Et en cette soirée du mardi 10 janvier 2017, l'ancien garde du corps pour une agence de VIP milanaise pète littéralement les plombs et enfreint l'ordonnance restrictive émise à son encontre pour l'empêcher d'approcher : il se rend au domicile de Gessica Notaro et attend qu'elle rentre.
Depuis son lit au Centre des grands brûlés de l'hôpital Bufalini de Cesena où elle est heureuse simplement de "réussir à voir" encore, Miss Romagne 2007, qui fut finaliste lors de l'élection de Miss Italie et se préparait à sortir son premier album en tant que chanteuse, raconte la suite au média local Il Resto Del Carlino, avec force détails : "Il était un peu plus de 23h, 23h15, quand je suis rentrée chez moi en voiture en compagnie de mon fiancé actuel. Je suis arrivée près de la barrière, il est descendu puis nous nous sommes dit au revoir. Je suis retournée vers mon siège, et, alors que j'ouvrais la portière pour récupérer mon sac, je me suis soudain trouvée face à mon ex, Eddy. Je l'ai vu, j'ai vu Eddy qui avait à la main une bouteille en plastique, il était vêtu de noir. Il n'a pas dit un mot, m'a lancé un liquide dessus et s'est enfui. Je lui ai couru après sur quelques mètres en hurlant de douleur, mon visage me brûlait et ma vue se brouillait de plus en plus. J'espérais qu'il y aurait encore mon copain actuel, mais il s'en était déjà allé. J'ai couru vers la maison et j'ai appelé ma mère à l'interphone, elle est descendue en pyjama. 'Eddy m'a jeté de l'acide', je lui ai dit, et nous avons foncé à l'hôpital."
Je suis toujours en vie
Grièvement atteinte au visage, mais aussi aux hanches et aux jambes, Gessica Notaro, qui reçoit énormément de soutien, fait montre d'une force de caractère hors norme face à son calvaire : "Je suis toujours en vie, ça va. Je vais y arriver, assure-t-elle posément. Peu importe que je reste défigurée. Je veux seulement recouvrer la vue, là j'y vois d'un oeil et je suis déjà contente."

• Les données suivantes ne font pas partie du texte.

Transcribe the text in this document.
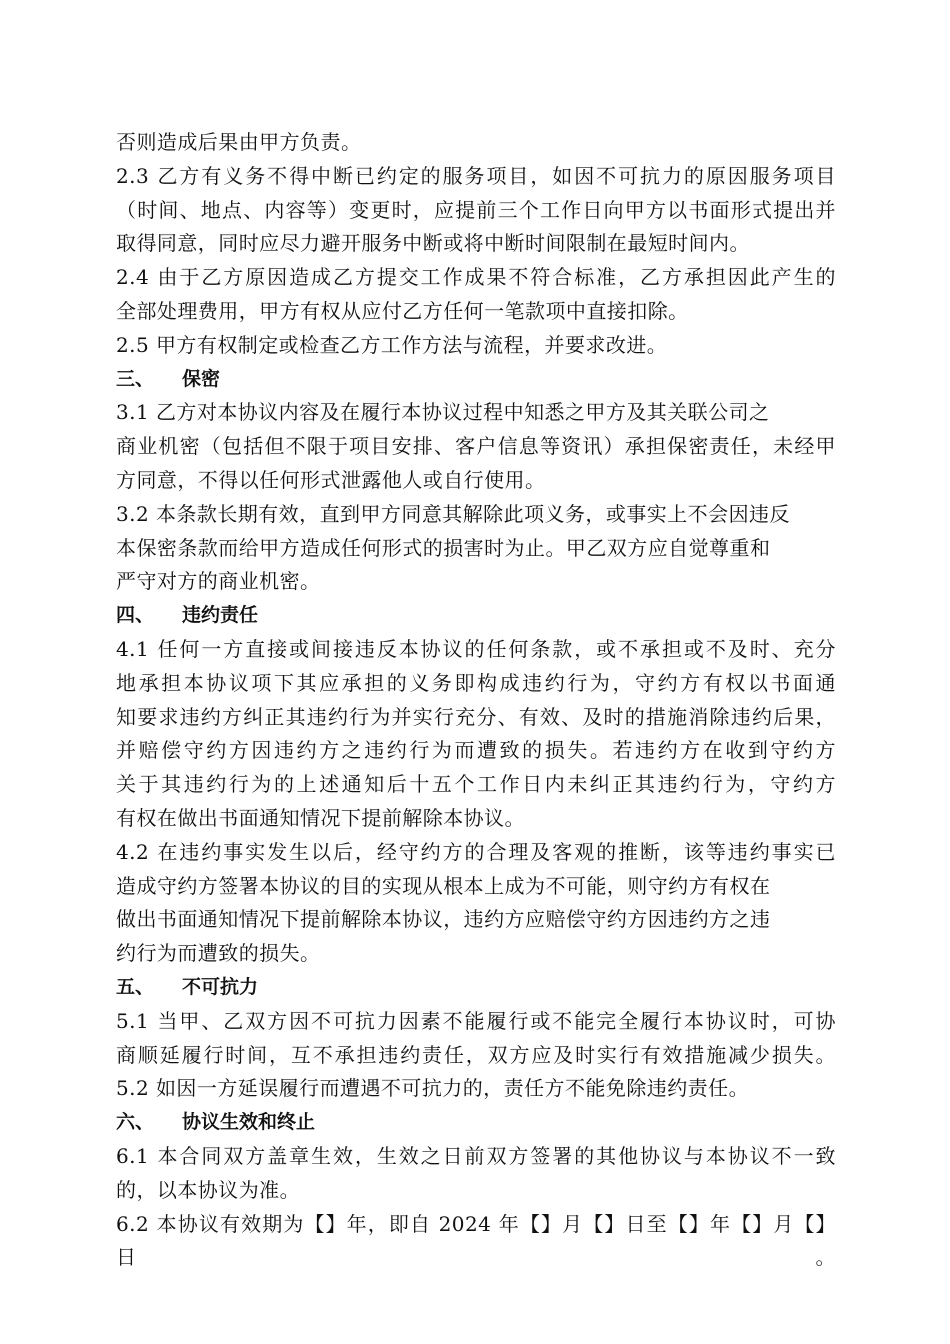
否则造成后果由甲方负责。
2.3 乙方有义务不得中断已约定的服务项目，如因不可抗力的原因服务项目
（时间、地点、内容等）变更时，应提前三个工作日向甲方以书面形式提出并
取得同意，同时应尽力避开服务中断或将中断时间限制在最短时间内。
2.4 由于乙方原因造成乙方提交工作成果不符合标准，乙方承担因此产生的
全部处理费用，甲方有权从应付乙方任何一笔款项中直接扣除。
2.5 甲方有权制定或检查乙方工作方法与流程，并要求改进。
三、 保密
3.1 乙方对本协议内容及在履行本协议过程中知悉之甲方及其关联公司之
商业机密（包括但不限于项目安排、客户信息等资讯）承担保密责任，未经甲
方同意，不得以任何形式泄露他人或自行使用。
3.2 本条款长期有效，直到甲方同意其解除此项义务，或事实上不会因违反
本保密条款而给甲方造成任何形式的损害时为止。甲乙双方应自觉尊重和
严守对方的商业机密。
四、 违约责任
4.1 任何一方直接或间接违反本协议的任何条款，或不承担或不及时、充分
地承担本协议项下其应承担的义务即构成违约行为，守约方有权以书面通
知要求违约方纠正其违约行为并实行充分、有效、及时的措施消除违约后果，
并赔偿守约方因违约方之违约行为而遭致的损失。若违约方在收到守约方
关于其违约行为的上述通知后十五个工作日内未纠正其违约行为，守约方
有权在做出书面通知情况下提前解除本协议。
4.2 在违约事实发生以后，经守约方的合理及客观的推断，该等违约事实已
造成守约方签署本协议的目的实现从根本上成为不可能，则守约方有权在
做出书面通知情况下提前解除本协议，违约方应赔偿守约方因违约方之违
约行为而遭致的损失。
五、 不可抗力
5.1 当甲、乙双方因不可抗力因素不能履行或不能完全履行本协议时，可协
商顺延履行时间，互不承担违约责任，双方应及时实行有效措施减少损失。
5.2 如因一方延误履行而遭遇不可抗力的，责任方不能免除违约责任。
六、 协议生效和终止
6.1 本合同双方盖章生效，生效之日前双方签署的其他协议与本协议不一致
的，以本协议为准。
6.2 本协议有效期为【】年，即自 2024 年【】月【】日至【】年【】月【】日。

Quelques heures avant l'agression, Edson Tavares avait par deux fois téléphoné à la mère de Gessica Notaro, croisée en début de mois dans un centre commercial ("il m'a ignorée et a salué ma mère", a relaté la jeune femme aux enquêteurs) : "J'ai une chose urgente à dire à Gessica, où je peux la trouver ?", avait-il demandé. "Elle est sortie dîner, quand elle rentrera, je lui dirai que tu as cherché à la joindre", avait répondu son interlocutrice. Le projet qu'il avait, on le connaît, hélas...
Au terme d'une nuit de traque, la police judiciaire cueille Eddy au petit matin : "Je n'ai rien fait, ce n'est pas moi, j'ai passé la nuit avec une autre femme", dément crânement le solide gaillard de 1,93 mètre d'origine cap-verdienne. Des dénégations qui n'empêchent pas son arrestation immédiate et sa mise en examen pour préjudices corporels graves avec préméditation, pour des motifs futiles et avec cruauté. Au cours de son audition, il a nié en bloc, s'en tenant fermement à sa version pendant une quarantaine de minutes : "Ce n'est pas moi qui ai défiguré mon ex à l'acide, je n'aurais jamais pu faire de mal à Gessica." Il affirme avoir passé la soirée à marcher dans le centre-ville et sur le front de mer, avoir rejoint des amis et avoir erré en voiture. Beaucoup trop de contradictions dans son alibi, beaucoup trop d'indices à charge... Il soutient qu'ils entretenaient des rapports cordiaux, qu'il savait qu'elle voyait quelqu'un d'autre, chagriné qu'elle ne le lui ait pas dit et que lui-même avait une nouvelle petite amie. Lorsque le juge d'instruction lui lit la phrase par laquelle Gessica l'a désigné – "C'était lui, c'était Eddy" –, il baisse la tête et rétorque en secouant la tête : "Non, non, ce n'est pas possible." Ses réponses deviennent encore plus évasives, puis il se mure dans le silence.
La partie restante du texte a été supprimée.